以下の（ａ）から（ｑ）のいずれかに記載の物質を含有する組織再生促進剤であって、再生が必要な組織とは異なる組織に投与される薬剤；
（ａ）HMGB1タンパク質
（ｂ）HMGB1タンパク質を分泌する細胞
（ｃ）HMGB1タンパク質をコードするDNAが挿入されたベクター
（ｄ）HMGB2タンパク質
（ｅ）HMGB2タンパク質を分泌する細胞
（ｆ）HMGB2タンパク質をコードするDNAが挿入されたベクター
（ｇ）HMGB3タンパク質
（ｈ）HMGB3タンパク質を分泌する細胞
（ｉ）HMGB3タンパク質をコードするDNAが挿入されたベクター
（ｊ）S100A8タンパク質
（ｋ）S100A8タンパク質を分泌する細胞
（ｌ）S100A8タンパク質をコードするDNAが挿入されたベクター
（ｍ）S100A9タンパク質
（ｎ）S100A9タンパク質を分泌する細胞
（ｏ）S100A9タンパク質をコードするDNAが挿入されたベクター
（ｐ）細胞又は組織の抽出液
（ｑ）細胞又は組織の抽出液のヘパリン結合画分。
非経口投与される、請求項１記載の薬剤。
注射投与である、請求項２記載の薬剤。
血管内、筋肉内、皮下、皮内又は腹腔内に投与される、請求項１記載の薬剤。
細胞又は組織の抽出液が細胞又は組織を溶媒に浸す工程を含む方法で製造される、請求項１〜４のいずれかに記載の薬剤。

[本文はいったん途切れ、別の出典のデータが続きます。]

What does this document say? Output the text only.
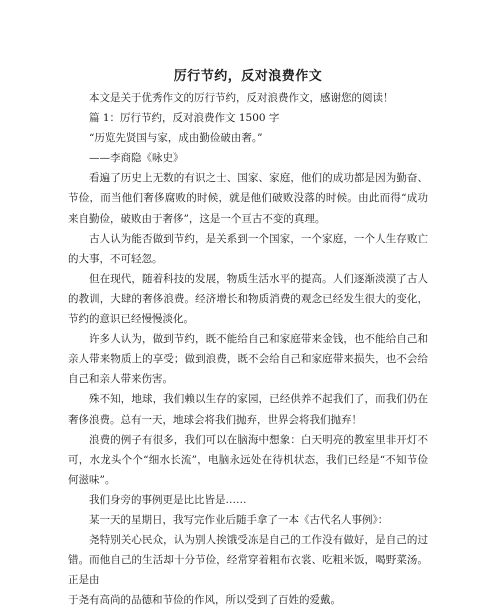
厉行节约，反对浪费作文

本文是关于优秀作文的厉行节约，反对浪费作文，感谢您的阅读！

篇 1：厉行节约，反对浪费作文 1500 字

“历览先贤国与家，成由勤俭破由奢。”

——李商隐《咏史》

看遍了历史上无数的有识之士、国家、家庭，他们的成功都是因为勤奋、节俭，而当他们奢侈腐败的时候，就是他们破败没落的时候。由此而得“成功来自勤俭，破败由于奢侈”，这是一个亘古不变的真理。

古人认为能否做到节约，是关系到一个国家，一个家庭，一个人生存败亡的大事，不可轻忽。

但在现代，随着科技的发展，物质生活水平的提高。人们逐渐淡漠了古人的教训，大肆的奢侈浪费。经济增长和物质消费的观念已经发生很大的变化，节约的意识已经慢慢淡化。

许多人认为，做到节约，既不能给自己和家庭带来金钱，也不能给自己和亲人带来物质上的享受；做到浪费，既不会给自己和家庭带来损失，也不会给自己和亲人带来伤害。

殊不知，地球，我们赖以生存的家园，已经供养不起我们了，而我们仍在奢侈浪费。总有一天，地球会将我们抛弃，世界会将我们抛弃！

浪费的例子有很多，我们可以在脑海中想象：白天明亮的教室里非开灯不可，水龙头个个“细水长流”，电脑永远处在待机状态，我们已经是“不知节俭何滋味”。

我们身旁的事例更是比比皆是……

某一天的星期日，我写完作业后随手拿了一本《古代名人事例》：

尧特别关心民众，认为别人挨饿受冻是自己的工作没有做好，是自己的过错。而他自己的生活却十分节俭，经常穿着粗布衣裳、吃粗米饭，喝野菜汤。正是由

于尧有高尚的品德和节俭的作风，所以受到了百姓的爱戴。
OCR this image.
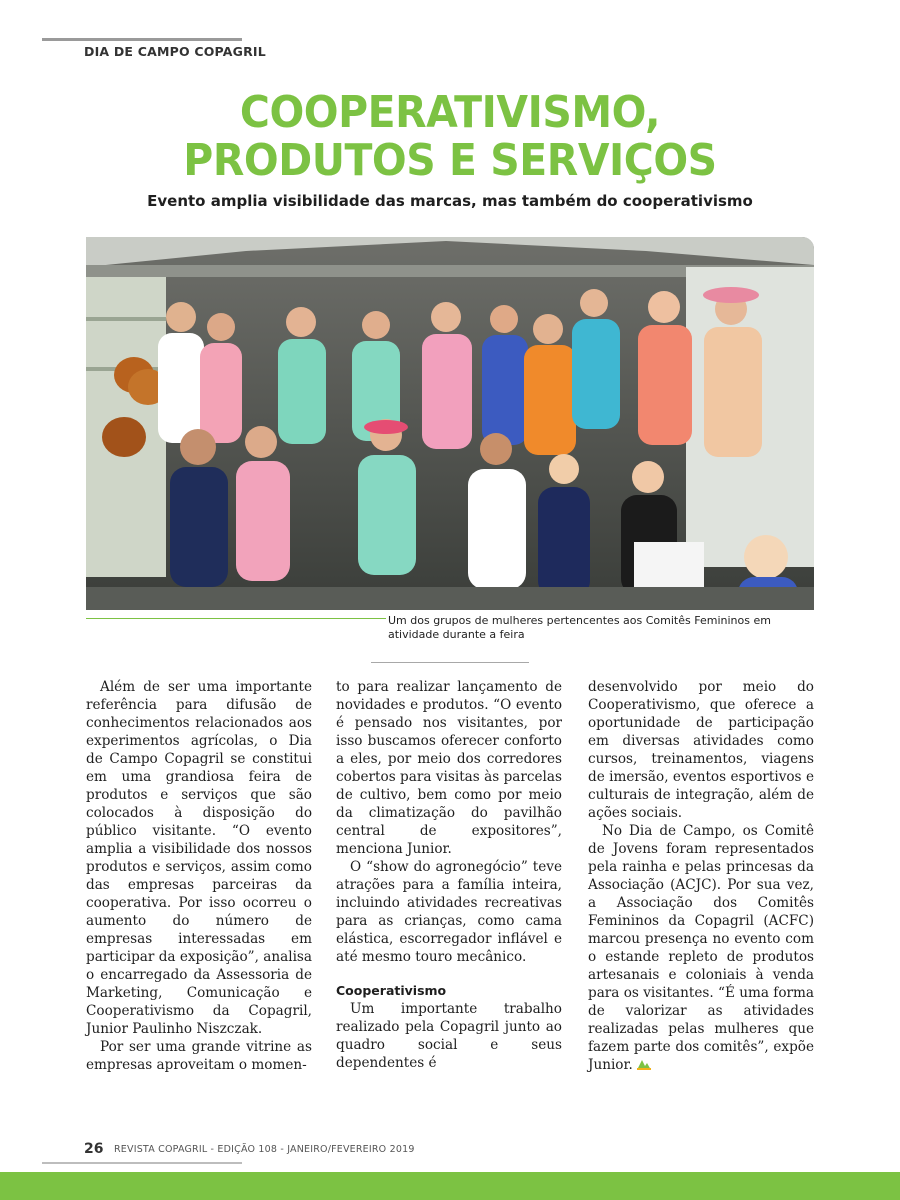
DIA DE CAMPO COPAGRIL
COOPERATIVISMO,
PRODUTOS E SERVIÇOS
Evento amplia visibilidade das marcas, mas também do cooperativismo
Um dos grupos de mulheres pertencentes aos Comitês Femininos em atividade durante a feira

Além de ser uma importante referência para difusão de conhecimentos relacionados aos experimentos agrícolas, o Dia de Campo Copagril se constitui em uma grandiosa feira de produtos e serviços que são colocados à disposição do público visitante. “O evento amplia a visibilidade dos nossos produtos e serviços, assim como das empresas parceiras da cooperativa. Por isso ocorreu o aumento do número de empresas interessadas em participar da exposição”, analisa o encarregado da Assessoria de Marketing, Comunicação e Cooperativismo da Copagril, Junior Paulinho Niszczak.

Por ser uma grande vitrine as empresas aproveitam o momen-

to para realizar lançamento de novidades e produtos. “O evento é pensado nos visitantes, por isso buscamos oferecer conforto a eles, por meio dos corredores cobertos para visitas às parcelas de cultivo, bem como por meio da climatização do pavilhão central de expositores”, menciona Junior.

O “show do agronegócio” teve atrações para a família inteira, incluindo atividades recreativas para as crianças, como cama elástica, escorregador inflável e até mesmo touro mecânico.

Cooperativismo

Um importante trabalho realizado pela Copagril junto ao quadro social e seus dependentes é

desenvolvido por meio do Cooperativismo, que oferece a oportunidade de participação em diversas atividades como cursos, treinamentos, viagens de imersão, eventos esportivos e culturais de integração, além de ações sociais.

No Dia de Campo, os Comitê de Jovens foram representados pela rainha e pelas princesas da Associação (ACJC). Por sua vez, a Associação dos Comitês Femininos da Copagril (ACFC) marcou presença no evento com o estande repleto de produtos artesanais e coloniais à venda para os visitantes. “É uma forma de valorizar as atividades realizadas pelas mulheres que fazem parte dos comitês”, expõe Junior.

26 REVISTA COPAGRIL - EDIÇÃO 108 - JANEIRO/FEVEREIRO 2019
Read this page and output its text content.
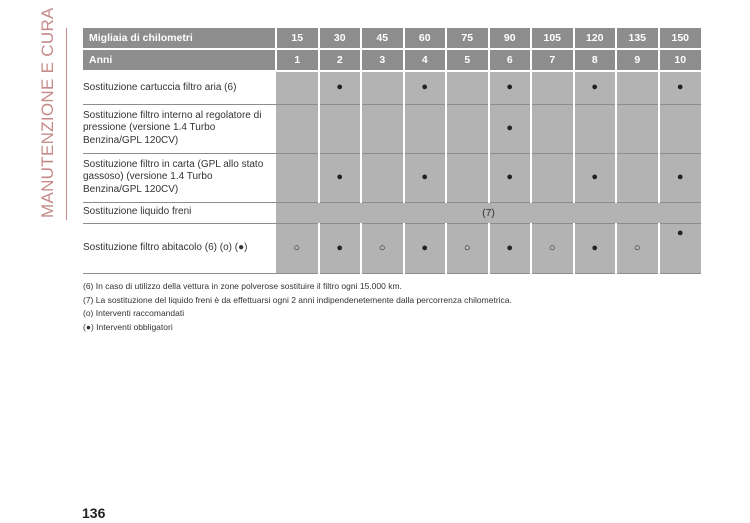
MANUTENZIONE E CURA	Migliaia di chilometri	15	30	45	60	75	90	105	120	135	150
Anni	1	2	3	4	5	6	7	8	9	10
Sostituzione cartuccia filtro aria (6)		●		●		●		●		●
Sostituzione filtro interno al regolatore di pressione (versione 1.4 Turbo Benzina/GPL 120CV)						●				
Sostituzione filtro in carta (GPL allo stato gassoso) (versione 1.4 Turbo Benzina/GPL 120CV)		●		●		●		●		●
Sostituzione liquido freni	(7)									
Sostituzione filtro abitacolo (6) (o) (●)	○	●	○	●	○	●	○	●	○	●
(6) In caso di utilizzo della vettura in zone polverose sostituire il filtro ogni 15.000 km.
(7) La sostituzione del liquido freni è da effettuarsi ogni 2 anni indipendenetemente dalla percorrenza chilometrica.
(o) Interventi raccomandati
(●) Interventi obbligatori
136
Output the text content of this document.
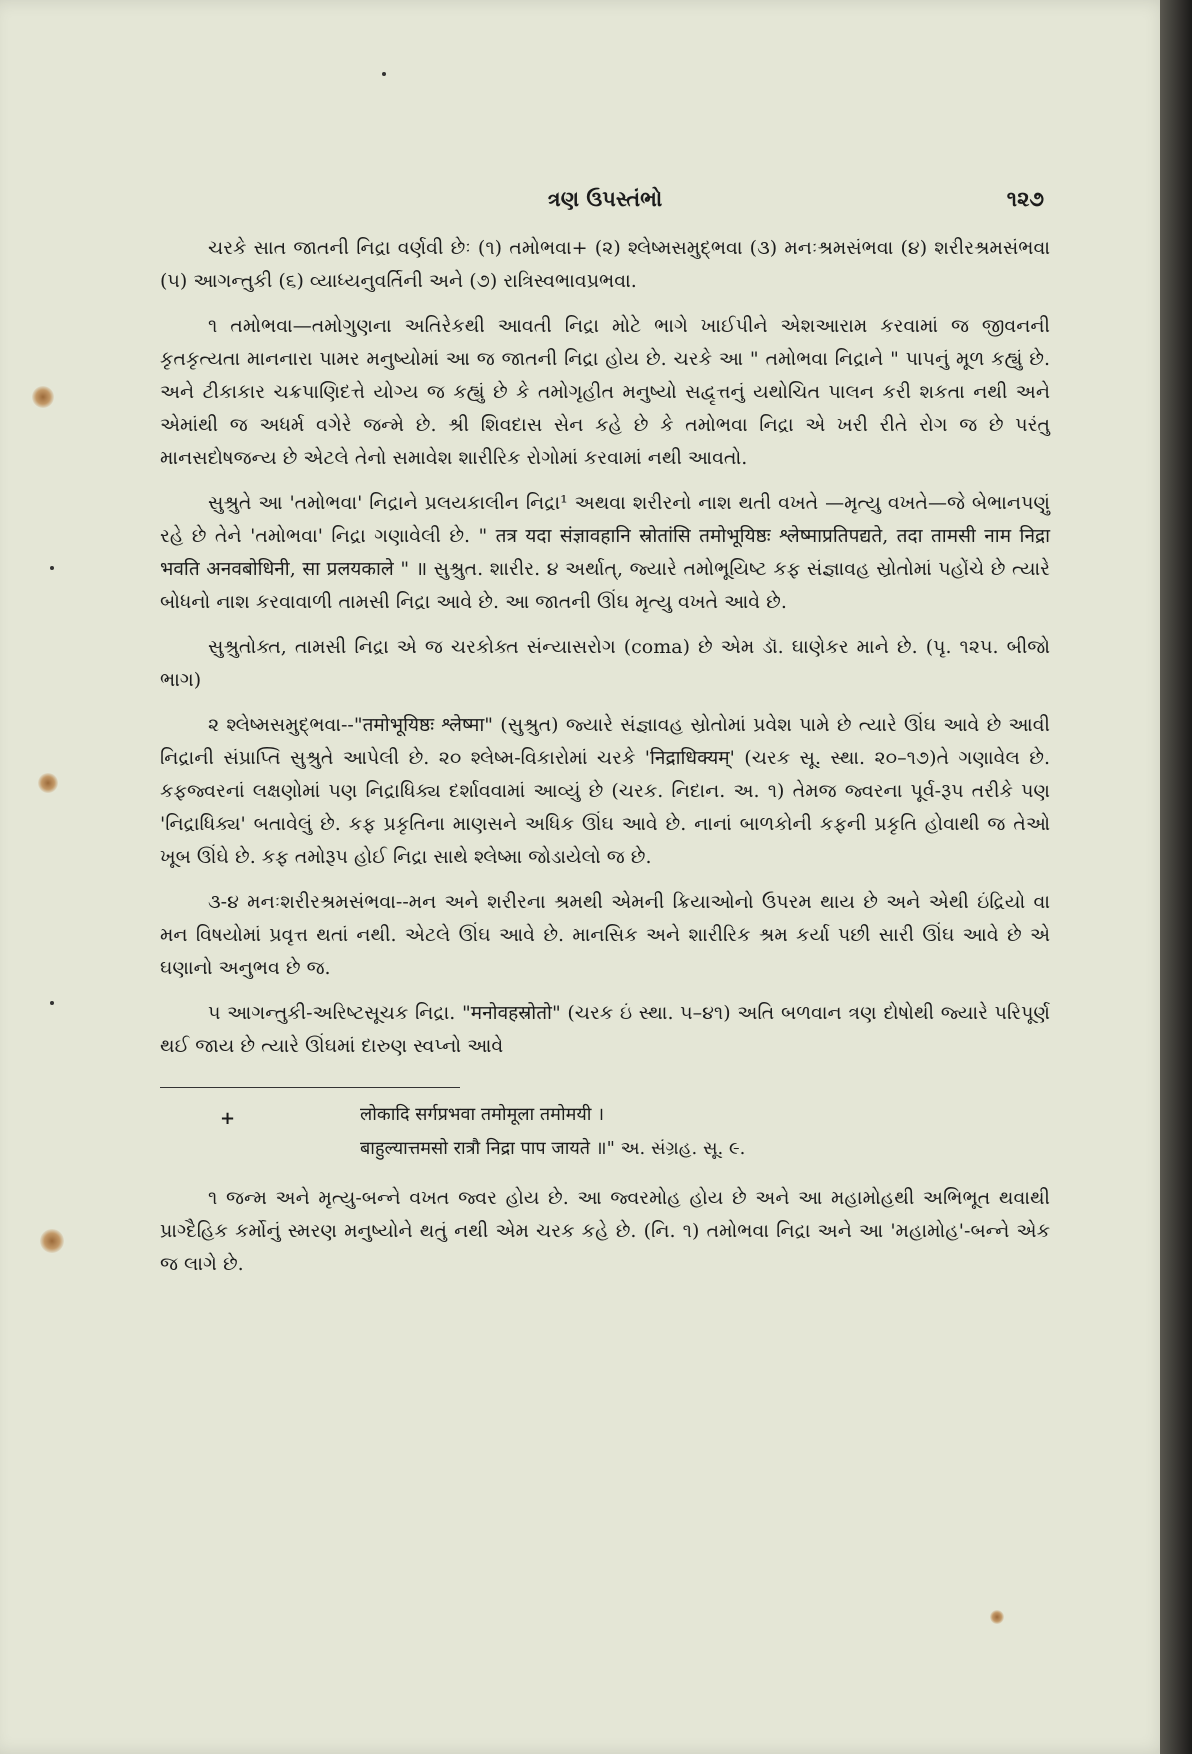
ત્રણ ઉપસ્તંભો	૧૨૭

ચરકે સાત જાતની નિદ્રા વર્ણવી છેઃ (૧) તમોભવા+ (૨) શ્લેષ્મસમુદ્ભવા (૩) મનઃશ્રમસંભવા (૪) શરીરશ્રમસંભવા (૫) આગન્તુકી (૬) વ્યાધ્યનુવર્તિની અને (૭) રાત્રિસ્વભાવપ્રભવા.

૧ તમોભવા—તમોગુણના અતિરેકથી આવતી નિદ્રા મોટે ભાગે ખાઈપીને એશઆરામ કરવામાં જ જીવનની કૃતકૃત્યતા માનનારા પામર મનુષ્યોમાં આ જ જાતની નિદ્રા હોય છે. ચરકે આ " તમોભવા નિદ્રાને " પાપનું મૂળ કહ્યું છે. અને ટીકાકાર ચક્રપાણિદત્તે યોગ્ય જ કહ્યું છે કે તમોગૃહીત મનુષ્યો સદ્વૃત્તનું યથોચિત પાલન કરી શકતા નથી અને એમાંથી જ અધર્મ વગેરે જન્મે છે. શ્રી શિવદાસ સેન કહે છે કે તમોભવા નિદ્રા એ ખરી રીતે રોગ જ છે પરંતુ માનસદોષજન્ય છે એટલે તેનો સમાવેશ શારીરિક રોગોમાં કરવામાં નથી આવતો.

સુશ્રુતે આ 'તમોભવા' નિદ્રાને પ્રલયકાલીન નિદ્રા¹ અથવા શરીરનો નાશ થતી વખતે —મૃત્યુ વખતે—જે બેભાનપણું રહે છે તેને 'તમોભવા' નિદ્રા ગણાવેલી છે. " तत्र यदा संज्ञावहानि स्रोतांसि तमोभूयिष्ठः श्लेष्माप्रतिपद्यते, तदा तामसी नाम निद्रा भवति अनवबोधिनी, सा प्रलयकाले " ॥ સુશ્રુત. શારીર. ૪ અર્થાત્, જ્યારે તમોભૂયિષ્ટ કફ સંજ્ઞાવહ સ્રોતોમાં પહોંચે છે ત્યારે બોધનો નાશ કરવાવાળી તામસી નિદ્રા આવે છે. આ જાતની ઊંઘ મૃત્યુ વખતે આવે છે.

સુશ્રુતોક્ત, તામસી નિદ્રા એ જ ચરકોક્ત સંન્યાસરોગ (coma) છે એમ ડૉ. ઘાણેકર માને છે. (પૃ. ૧૨૫. બીજો ભાગ)

૨ શ્લેષ્મસમુદ્ભવા--"तमोभूयिष्ठः श्लेष्मा" (સુશ્રુત) જ્યારે સંજ્ઞાવહ સ્રોતોમાં પ્રવેશ પામે છે ત્યારે ઊંઘ આવે છે આવી નિદ્રાની સંપ્રાપ્તિ સુશ્રુતે આપેલી છે. ૨૦ શ્લેષ્મ-વિકારોમાં ચરકે 'निद्राधिक्यम्' (ચરક સૂ. સ્થા. ૨૦–૧૭)તે ગણાવેલ છે. કફજ્વરનાં લક્ષણોમાં પણ નિદ્રાધિક્ય દર્શાવવામાં આવ્યું છે (ચરક. નિદાન. અ. ૧) તેમજ જ્વરના પૂર્વ-રૂપ તરીકે પણ 'નિદ્રાધિક્ય' બતાવેલું છે. કફ પ્રકૃતિના માણસને અધિક ઊંઘ આવે છે. નાનાં બાળકોની કફની પ્રકૃતિ હોવાથી જ તેઓ ખૂબ ઊંઘે છે. કફ તમોરૂપ હોઈ નિદ્રા સાથે શ્લેષ્મા જોડાયેલો જ છે.

૩-૪ મનઃશરીરશ્રમસંભવા--મન અને શરીરના શ્રમથી એમની ક્રિયાઓનો ઉપરમ થાય છે અને એથી ઇંદ્રિયો વા મન વિષયોમાં પ્રવૃત્ત થતાં નથી. એટલે ઊંઘ આવે છે. માનસિક અને શારીરિક શ્રમ કર્યા પછી સારી ઊંઘ આવે છે એ ઘણાનો અનુભવ છે જ.

૫ આગન્તુકી-અરિષ્ટસૂચક નિદ્રા. "मनोवहस्रोतो" (ચરક ઇં સ્થા. ૫–૪૧) અતિ બળવાન ત્રણ દોષોથી જ્યારે પરિપૂર્ણ થઈ જાય છે ત્યારે ઊંઘમાં દારુણ સ્વપ્નો આવે

+	लोकादि सर्गप्रभवा तमोमूला तमोमयी ।
बाहुल्यात्तमसो रात्रौ निद्रा पाप जायते ॥" અ. સંગ્રહ. સૂ. ૯.

૧ જન્મ અને મૃત્યુ-બન્ને વખત જ્વર હોય છે. આ જ્વરમોહ હોય છે અને આ મહામોહથી અભિભૂત થવાથી પ્રાગ્દૈહિક કર્મોનું સ્મરણ મનુષ્યોને થતું નથી એમ ચરક કહે છે. (નિ. ૧) તમોભવા નિદ્રા અને આ 'મહામોહ'-બન્ને એક જ લાગે છે.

細胞又は組織の抽出液のヘパリン結合画分が以下の工程を含む方法で製造される、請求項１〜４のいずれかに記載の薬剤；
（ａ）細胞又は組織を溶媒に浸す工程、
（ｂ）工程（ａ）で得られる抽出液を固定化ヘパリンに接触させる工程、および
（ｃ）固定化ヘパリンからヘパリン結合画分を溶出する工程。
神経組織、骨組織、又は皮膚組織の再生促進に用いられる、請求項１〜６のいずれかに記載の薬剤。